When we called for this 2007 interview, she was promoting “Acolytes,” which she wrote while her mother, then her sister and her aunt were dying within months of each other. In the midst of her own journey with illness, including one that ended her physical journey to this side of eternity, Nikki found in grief and pain a demanding clarity to declaim that faith, as l The unconditional love she gives to those who choose to return, only dies when we stop believing. Anticipating OUR sorrow, she leaves us this conversation about the liberating power of unconditional love with The New Yorker’s Doreen St. Felix and host Bianca Vivion and her biographical documentary as an example of how to live a freer, ever-evolving life, its title taken from a poem in “Acolytes,” “Prick the black-eyed pea,” in which she foreshadowed “we are going to Mars” long before billionaires considered colonizing space.
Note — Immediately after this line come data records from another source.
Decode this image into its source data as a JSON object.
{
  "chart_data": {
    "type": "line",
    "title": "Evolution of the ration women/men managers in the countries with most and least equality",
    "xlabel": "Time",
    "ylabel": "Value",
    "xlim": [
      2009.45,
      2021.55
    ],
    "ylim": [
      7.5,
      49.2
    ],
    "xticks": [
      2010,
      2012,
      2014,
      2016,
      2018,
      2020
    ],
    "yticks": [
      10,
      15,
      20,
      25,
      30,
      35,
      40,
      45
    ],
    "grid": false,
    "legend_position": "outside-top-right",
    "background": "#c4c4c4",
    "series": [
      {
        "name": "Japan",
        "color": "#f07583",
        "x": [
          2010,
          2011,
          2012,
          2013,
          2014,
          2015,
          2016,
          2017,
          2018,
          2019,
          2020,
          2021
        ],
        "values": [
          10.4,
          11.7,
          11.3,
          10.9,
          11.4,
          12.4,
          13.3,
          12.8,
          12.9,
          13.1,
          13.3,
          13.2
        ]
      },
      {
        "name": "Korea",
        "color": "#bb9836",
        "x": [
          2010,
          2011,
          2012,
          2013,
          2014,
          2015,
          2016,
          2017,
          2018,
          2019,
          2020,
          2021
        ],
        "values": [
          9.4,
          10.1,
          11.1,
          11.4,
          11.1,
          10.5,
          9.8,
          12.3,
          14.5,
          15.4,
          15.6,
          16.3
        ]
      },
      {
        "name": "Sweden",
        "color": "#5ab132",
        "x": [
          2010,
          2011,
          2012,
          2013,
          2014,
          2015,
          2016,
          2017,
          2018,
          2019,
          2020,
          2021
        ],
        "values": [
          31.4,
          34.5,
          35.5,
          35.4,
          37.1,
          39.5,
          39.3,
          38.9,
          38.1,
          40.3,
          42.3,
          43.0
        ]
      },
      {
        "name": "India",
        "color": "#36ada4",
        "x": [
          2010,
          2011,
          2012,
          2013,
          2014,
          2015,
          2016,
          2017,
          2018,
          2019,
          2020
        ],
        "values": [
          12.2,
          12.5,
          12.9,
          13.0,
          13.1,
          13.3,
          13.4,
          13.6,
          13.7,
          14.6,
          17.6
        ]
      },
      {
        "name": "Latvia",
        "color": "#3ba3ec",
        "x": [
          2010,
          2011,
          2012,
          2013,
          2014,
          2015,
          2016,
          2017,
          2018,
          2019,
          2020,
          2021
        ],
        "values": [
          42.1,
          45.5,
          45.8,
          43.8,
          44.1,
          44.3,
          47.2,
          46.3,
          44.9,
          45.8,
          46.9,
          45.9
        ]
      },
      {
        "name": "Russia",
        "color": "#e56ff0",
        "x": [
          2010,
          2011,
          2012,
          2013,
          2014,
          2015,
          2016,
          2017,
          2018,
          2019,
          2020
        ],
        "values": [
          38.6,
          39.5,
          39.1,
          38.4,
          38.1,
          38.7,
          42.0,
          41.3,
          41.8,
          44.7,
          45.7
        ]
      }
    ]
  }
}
Now it’s our turn to join in Nikki’s song as her spirit, finally unlimited and completely free, soars into the cosmos. Even as Octavia Butler’s dystopian vision in “Parable of the Sower” and “Parable of the Talent” unfolds, with the homeless and vulnerable criminalized and the Earth’s hurricanes, earthquakes and tsunamis giving We Looking carefully at what we have done in the mirror, we should not run away in fear of what we are forced to face. Nikki’s poem “Fear: Eat In or Take Out,” which she read at a TED Conference 2017teaches us to “distill fear,” rather than letting the powers that be persuade us to mix our fear with the hatred that allows them to divide and conquer us all. We must, as Nikki told us TED conference, “learn to distill fear” rather than letting the powers that be persuade us to mix our fear with the hatred that allows them to divide and conquer us all.
Defying the unconscionable indignities that threaten us, I have clung to Nikki’s voice, and it is everywhere, y’all.
Search for her online and answer her call: Bring your smile and your love to the people who love you. You and you and you too, you look like a poet.
L. Lamar Wilson, 2024-2025 Mohr Visiting Poet at Stanford University, is professor of creative writing, literature, and film studies at Florida State University. He is the author of “Sacrilege” (Blair, 2013) and associate producer of “The same one that changes” (PBS/POV Shorts, 2019), a collaboration with Rada Film Group, the director-producers of “Going to Mars: the Nikki Giovanni project.”